Il dit encore, après réflexion :
— Par contre, si j’en crois les savants, ma région du langage se réduirait d’autant ?... C’est cela : plus je réfléchis, plus je parle court ; plus je monte vers le sommet et moins je sais le dire. 
J’ignore s’il dormit beaucoup cette nuit-là. Toujours est-il qu’à l’aube, il décida d’aller provoquer le poisson dans la courbe où l’eau prend de la vitesse sur les rochers épars.
A partir de cet instant, sa parole se raccourcit de phrase en phrase. Je le suivis en silence.
Nous arrivâmes sur cette berge où les pins assoiffés descendent boire à la rivière. Il se mit à chanter :
« ... ainsi qu’un trait d’argent, la truite vagabonde... la mouche brille et passe, la truite peut la voir glissant à la surface... »
Sa courte canne à la main, il entra dans l’eau prudemment.

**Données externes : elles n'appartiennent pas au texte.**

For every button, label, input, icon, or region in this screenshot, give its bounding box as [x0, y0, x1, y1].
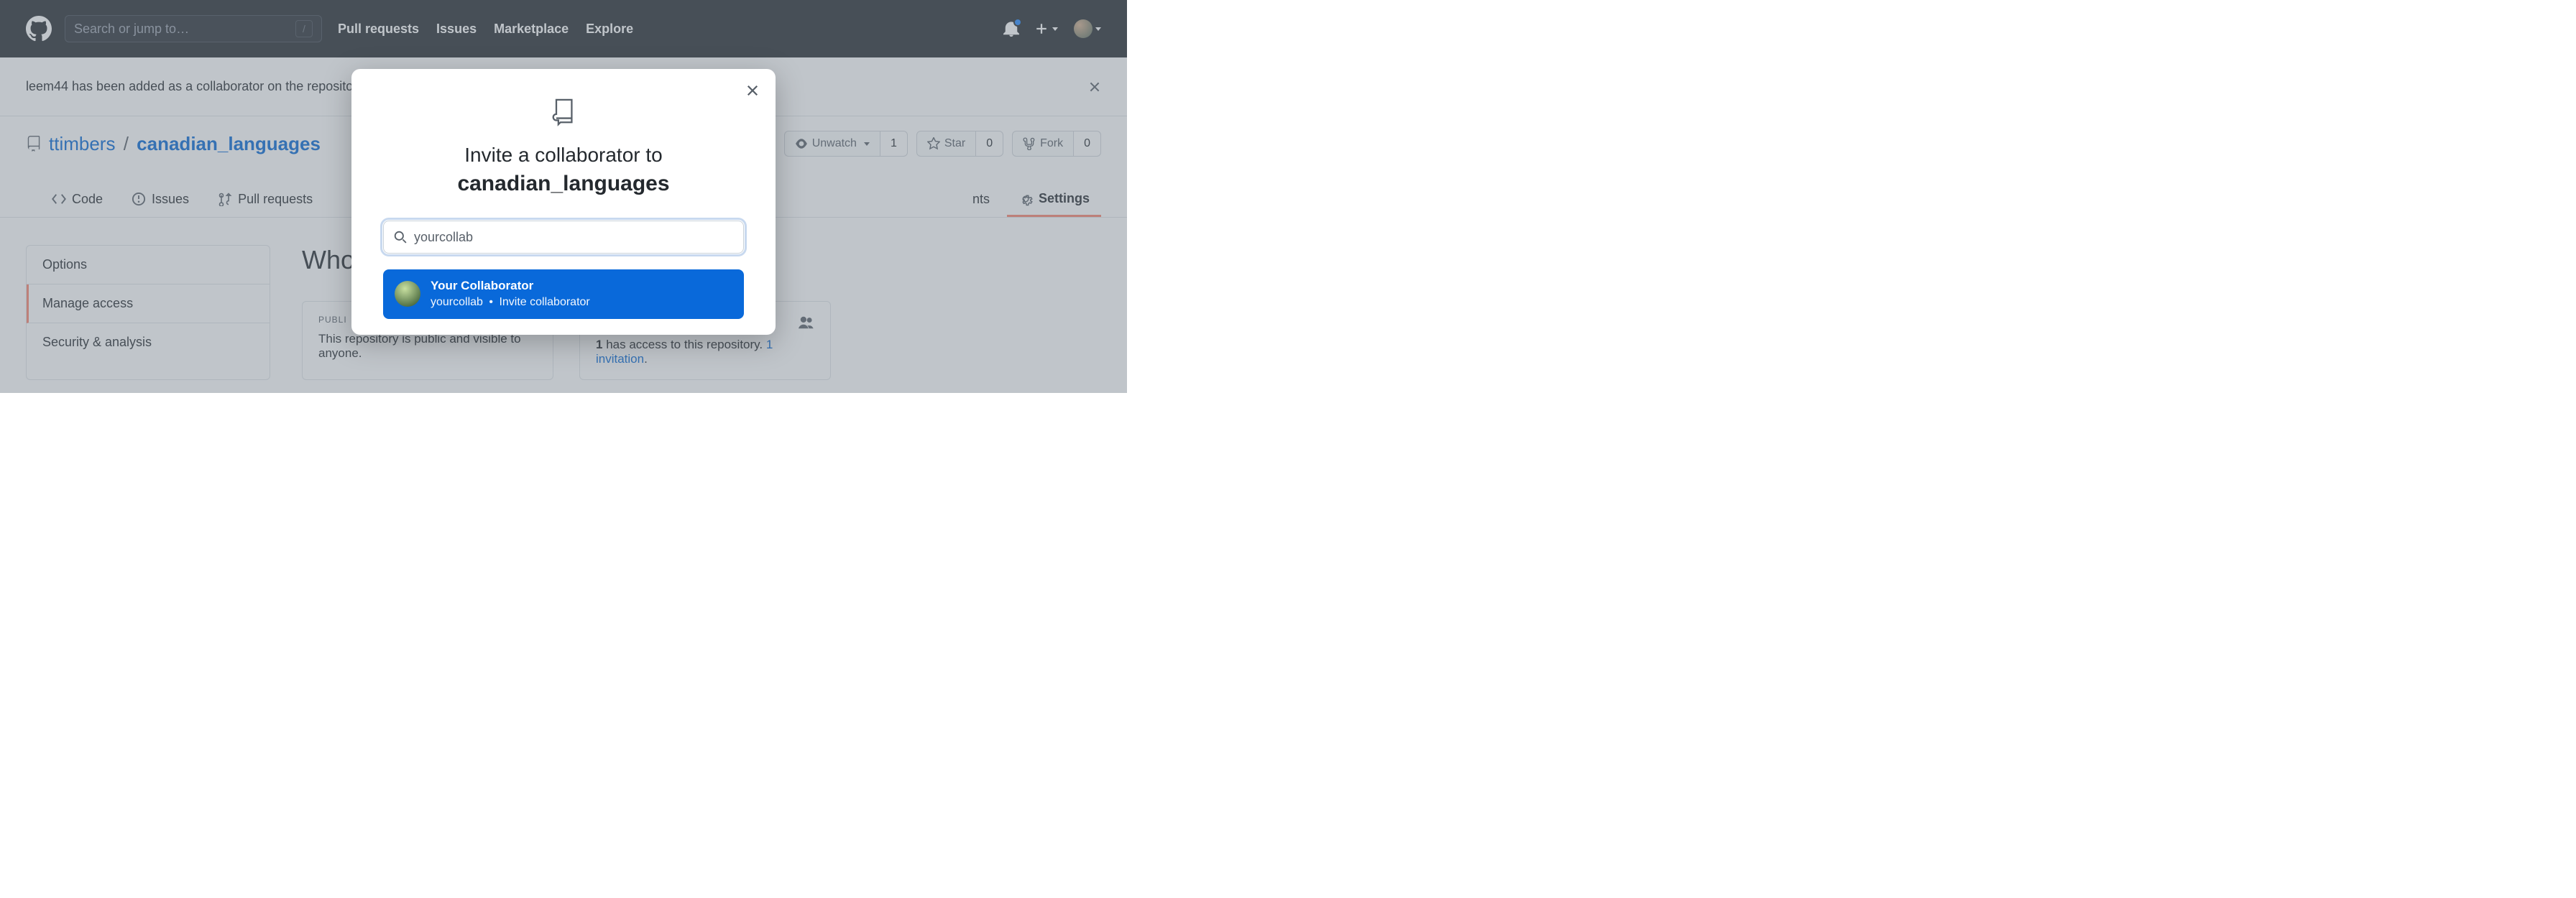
invite-collaborator-modal: Invite a collaborator to canadian_langua… [351, 69, 776, 335]
result-action: Invite collaborator [499, 296, 589, 308]
collaborator-search-input[interactable] [414, 230, 733, 245]
search-icon [394, 231, 407, 244]
collaborator-result[interactable]: Your Collaborator yourcollab • Invite co… [383, 269, 744, 319]
close-icon[interactable] [745, 83, 760, 98]
bullet: • [486, 296, 496, 308]
result-name: Your Collaborator [431, 278, 590, 295]
result-text: Your Collaborator yourcollab • Invite co… [431, 278, 590, 310]
modal-title-line1: Invite a collaborator to [464, 144, 663, 166]
modal-title: Invite a collaborator to canadian_langua… [383, 141, 744, 199]
modal-title-line2: canadian_languages [383, 169, 744, 199]
result-username: yourcollab [431, 296, 483, 308]
modal-overlay[interactable]: Invite a collaborator to canadian_langua… [0, 0, 1127, 393]
collaborator-search[interactable] [383, 221, 744, 254]
repo-icon [551, 98, 576, 126]
avatar [395, 281, 420, 307]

Je restais sur la rive et m’assoupissais, je l’avoue, le nez dans la résine d’un jeune arbre. Un petit cri m’éveilla. Au milieu du courant, dans l’eau jusqu’à mi- cuisses, Albert moulinait. Un sourire pincé lui venait aux lèvres que l’on ne voyait pas. Sa moustache en balai-brosse cachait son inquiétude. Elle lui donnait un air plus vieux, alors qu’il avait à peine vingt-trois ans. Il ferra sec et se battit aussitôt. Il tira, peina, déroula, enroula, hésita... l’épuisette ou pas ? Vite... il lâcha du lest, s’acharna. Etait-ce la prise de sa vie ? L’énorme au bout du fil ? Une truite lacustre, une saumonée ? Glop ! Gloup ! Flop ! La bête s’éloigna, plongea, revint à la raison, s’abandonna.
Albert sortit enfin, à force de courage, au péril de glisser et de se noyer... gros comme un petit doigt, un bébé de truite, un alevin presque.
Je pensais qu’après une telle bataille, la déception devait être grande. Comme s’il lisait en moi, mon ami murmura :
— C’est relatif.... Tout est relatif !
La Fédération, cette année-là, limitait la taille des prises à plus de dix-huit centimètres. Il était raisonnable de rendre le monstre aux affres de la vie.
— Le rejeter... oui. Mais vois-tu, si je tire un poisson, je tire une leçon.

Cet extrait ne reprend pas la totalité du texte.